Trust finance bosses say the scheme represents a completely different contracting challenge, which at worst won’t work, and at best presents a major additional administrative burden.

Meanwhile, some ICB sources say they no longer have the in-house contracting expertise and that confusion around how the new set-up works will further fuel tensions about who is entitled to what.

There are also potentially worrying implications for clinical prioritisation, according to critics. One unintended consequence could be, for example, that a provider has two patients, but the one the trust deems a higher clinical priority gets leapfrogged by another patient, because they are further up the clinical prioritisation list in a different ICB.

Worse still, the worse-off patient could get trumped by a patient from another ICB, simply because the provider is “behind” on its activity target for that ICB.

Nuffield Trust senior policy analyst Sally Gainsbury told?RW?that trusts will have to juggle cost-weighted activity targets for each ICB they serve, as well as any central contract with NHSE, clinical prioritisation based on patient need (which should be the overriding priority), as well as the long waiters elimination target.
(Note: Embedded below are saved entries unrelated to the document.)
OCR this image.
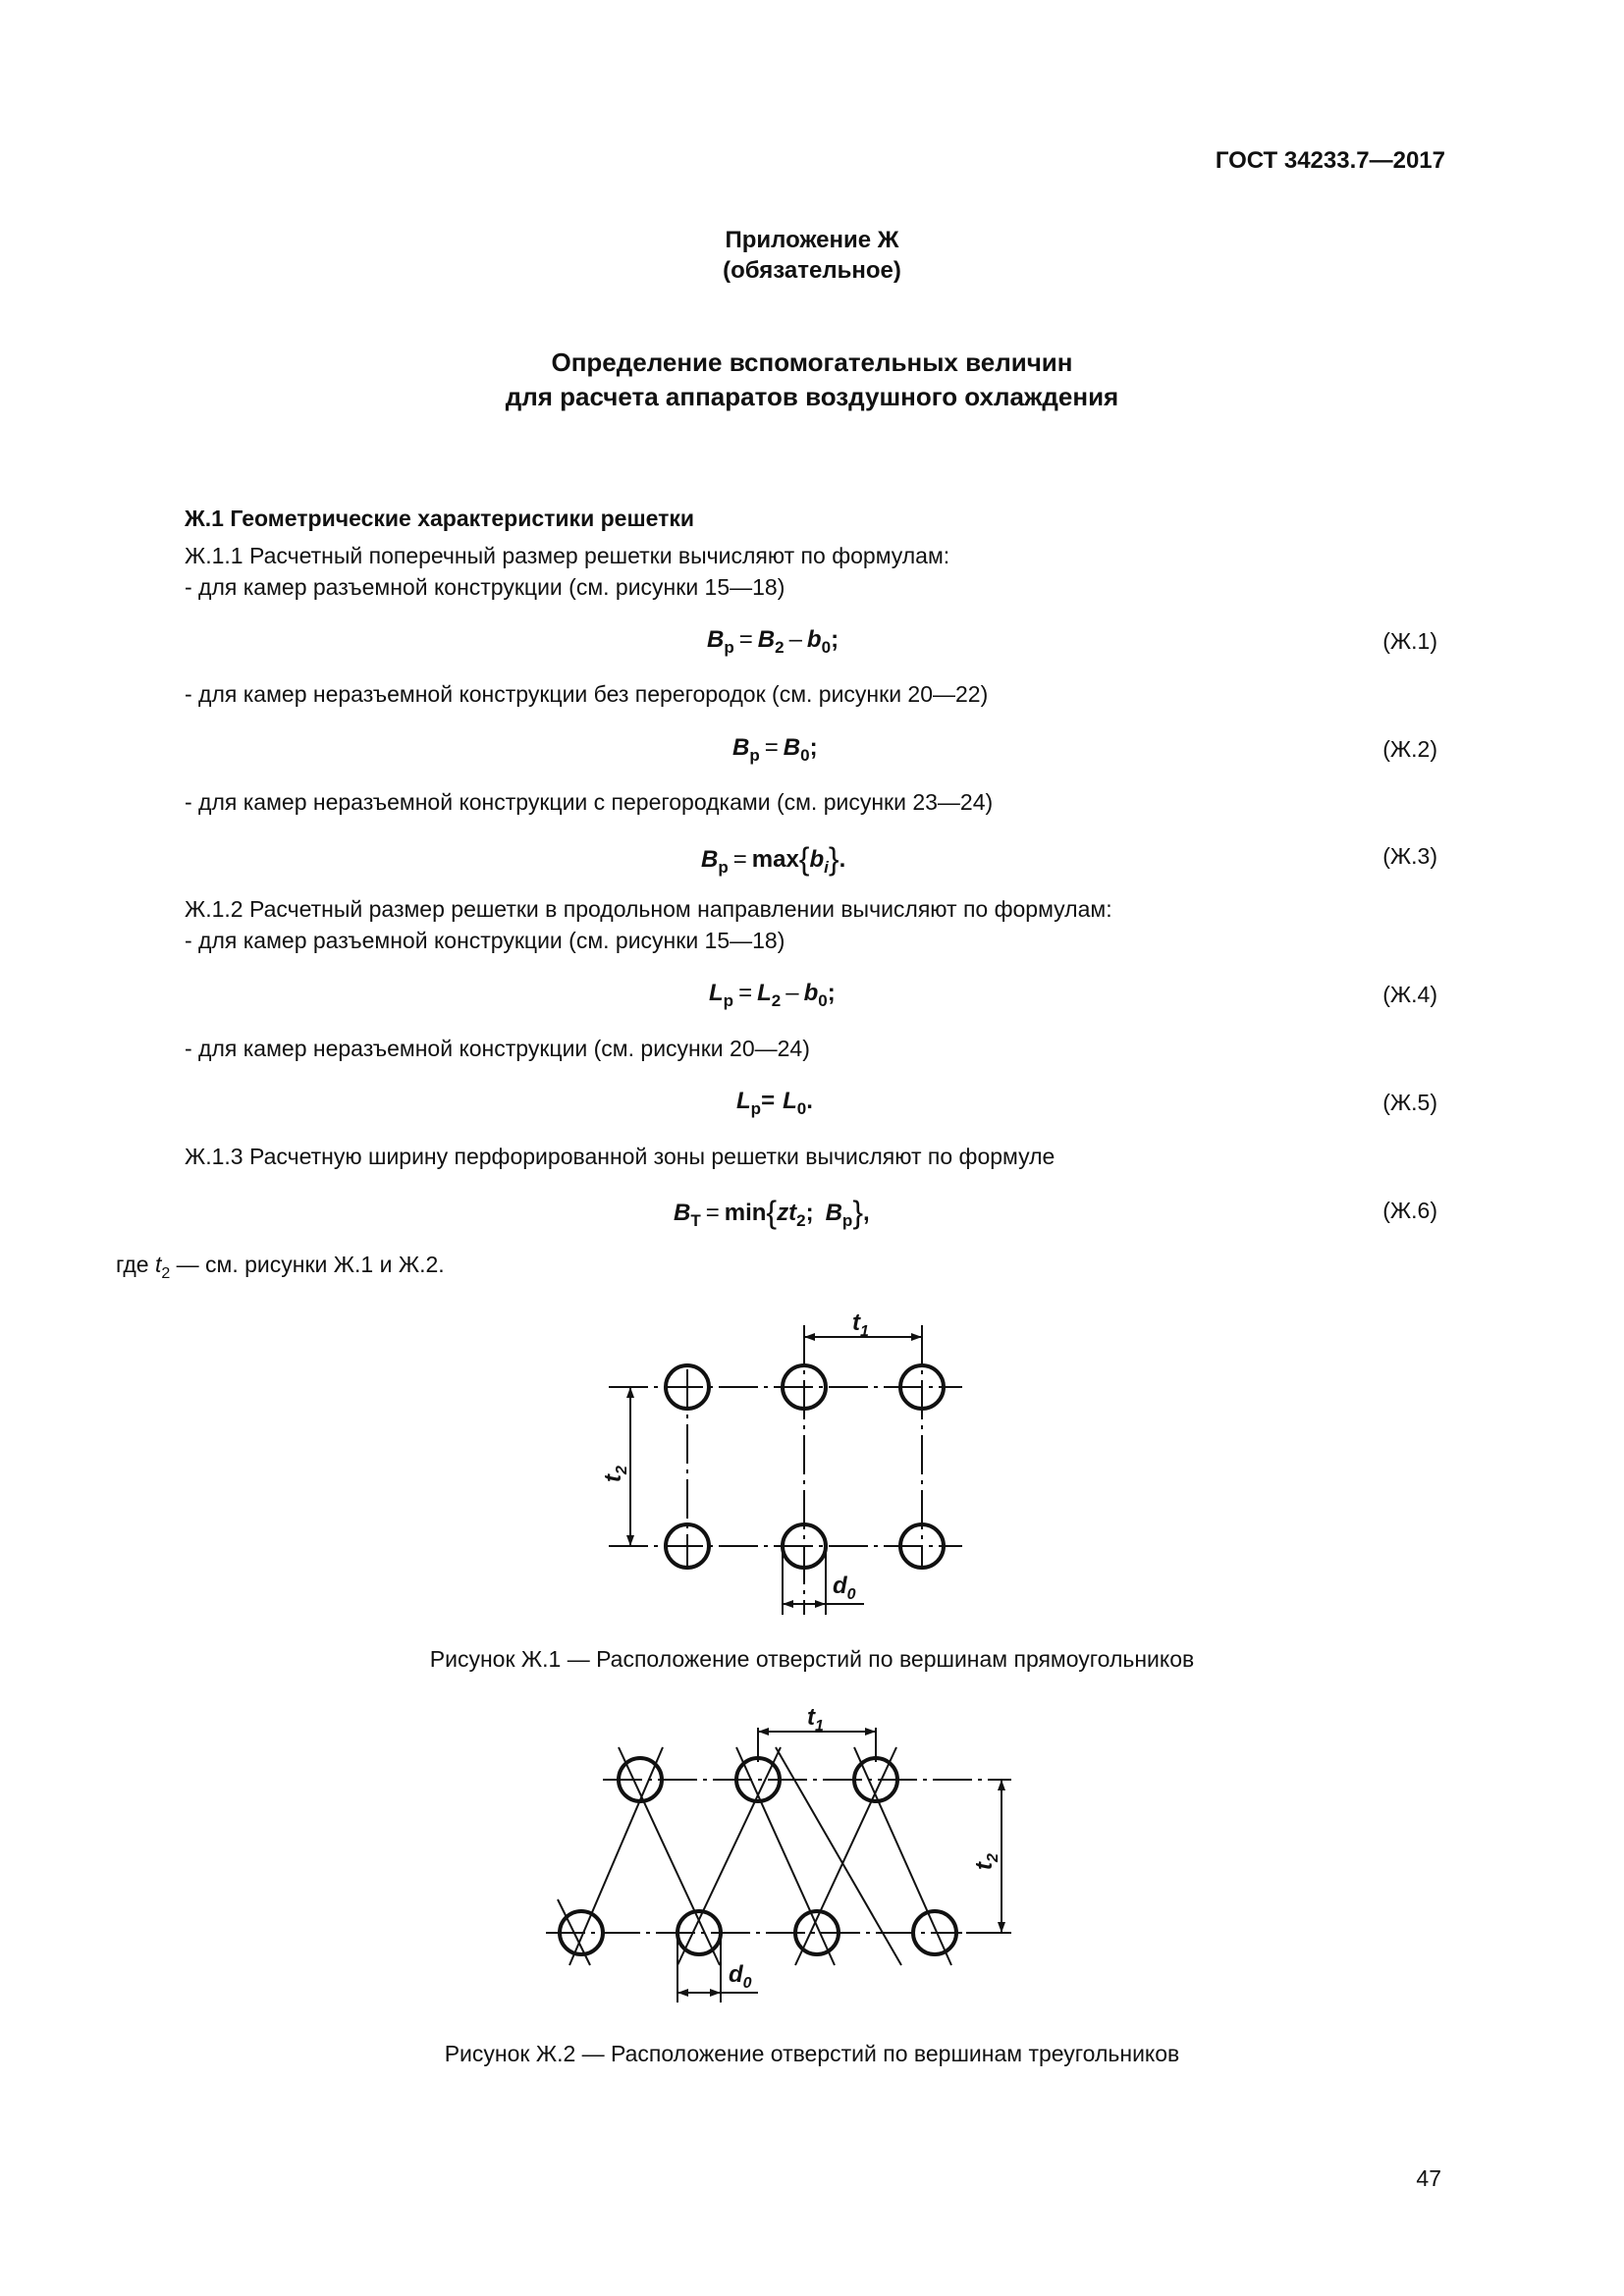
ГОСТ 34233.7—2017
Приложение Ж
(обязательное)
Определение вспомогательных величин
для расчета аппаратов воздушного охлаждения
Ж.1 Геометрические характеристики решетки
Ж.1.1 Расчетный поперечный размер решетки вычисляют по формулам:
- для камер разъемной конструкции (см. рисунки 15—18)
$B_p = B_2 - b_0$;	(Ж.1)
- для камер неразъемной конструкции без перегородок (см. рисунки 20—22)
$B_p = B_0$;	(Ж.2)
- для камер неразъемной конструкции с перегородками (см. рисунки 23—24)
$B_p = \max\{b_i\}$.	(Ж.3)
Ж.1.2 Расчетный размер решетки в продольном направлении вычисляют по формулам:
- для камер разъемной конструкции (см. рисунки 15—18)
$L_p = L_2 - b_0$;	(Ж.4)
- для камер неразъемной конструкции (см. рисунки 20—24)
$L_p= L_0$.	(Ж.5)
Ж.1.3 Расчетную ширину перфорированной зоны решетки вычисляют по формуле
$B_T = \min\{zt_2$; $B_p$},	(Ж.6)
где $t_2$ — см. рисунки Ж.1 и Ж.2.
$t_1$
$t_2$
$d_0$
$t_1$
$t_2$
$d_0$
Рисунок Ж.1 — Расположение отверстий по вершинам прямоугольников
Рисунок Ж.2 — Расположение отверстий по вершинам треугольников
47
She added: “There is a risk that clashing priorities will mean capacity is not necessarily focused on the patients that need it most. NHSE will need to watch this carefully to make sure there are no unintended consequences which mean elective recovery exacerbates healthcare inequalities.”

Siva Anandaciva, chief analyst at the King’s Fund, said the new mechanism was part of wider problem facing trust leaders, which was that “financial flows are not always clearly matching up with patient flows and the overall strategic policy direction for the NHS”.

He added: “Introducing new pricing structures for NHS care does come with a cost. Managers and clinicians need to interpret and then implement new guidance – at a time when they are already working flat out.”

Mr Anandaciva also raised concerns FDs could feel “pulled in multiple directions – with some financial incentives encouraging them to do ‘the right thing’ for the system even if it hurts their organisation’s bottom line, with other financial incentives encouraging the opposite behaviour”.

Of course, the block arrangements were never likely to go on indefinitely and driving up the activity levels as is required by the elective recovery plan was never going to be easy. But a more unified approach will be essential if national and local leaders are going to pull together and significantly shift the dial on the huge elective challenge.

2025 elective target ‘highly unlikely’

Meanwhile, a leading think-tank has concluded NHSE is “highly unlikely” to hit its ambition to increase overall elective activity levels to 30% more than before the pandemic by 2024-25.

The Institute for Fiscal Studies’ report published today ?marks a year since NHSE and ministers published their joint elective recovery plan in February 2022.

The report highlights that delivering the 2025 ambition would require double-digit (10.3%) annual growth in treatment volumes over the next two years, which compares with average annual growth of 2.9% in the five years pre-pandemic.

The report’s authors conclude that for the NHS to hit the target it “would need to achieve a truly remarkable increase [in activity]”, or the number of people joining the waiting list “would have to remain unexpectedly low”.

The report’s “central scenario” (a medium-growth scenario) suggests waiting lists will “more or less flatline during 2023, before starting to fall more steadily from mid 2024”, having peaked at somewhere below 8 million.

The prime minister’s pledge to have waiting lists reducing this year ?would be “narrowly missed” under this scenario, the report says.

However, this would meet the trajectory outlined in the NHS-government recovery plan, which says under a realistic scenario “we would expect the waiting list will be reducing by around March 2024”.

NHSE responded to the IFS report by announcing “hundreds of thousands more patients will benefit from NHS treatment by next year, thanks to dozens of new surgical spaces”.

In an announcement also to mark the first anniversary of the elective recovery plan, it said an estimated “780,000 additional surgeries and outpatient appointments will be provided at 37 new surgical hubs, 10 expanded existing hubs and 81 new theatres dedicated to elective care”.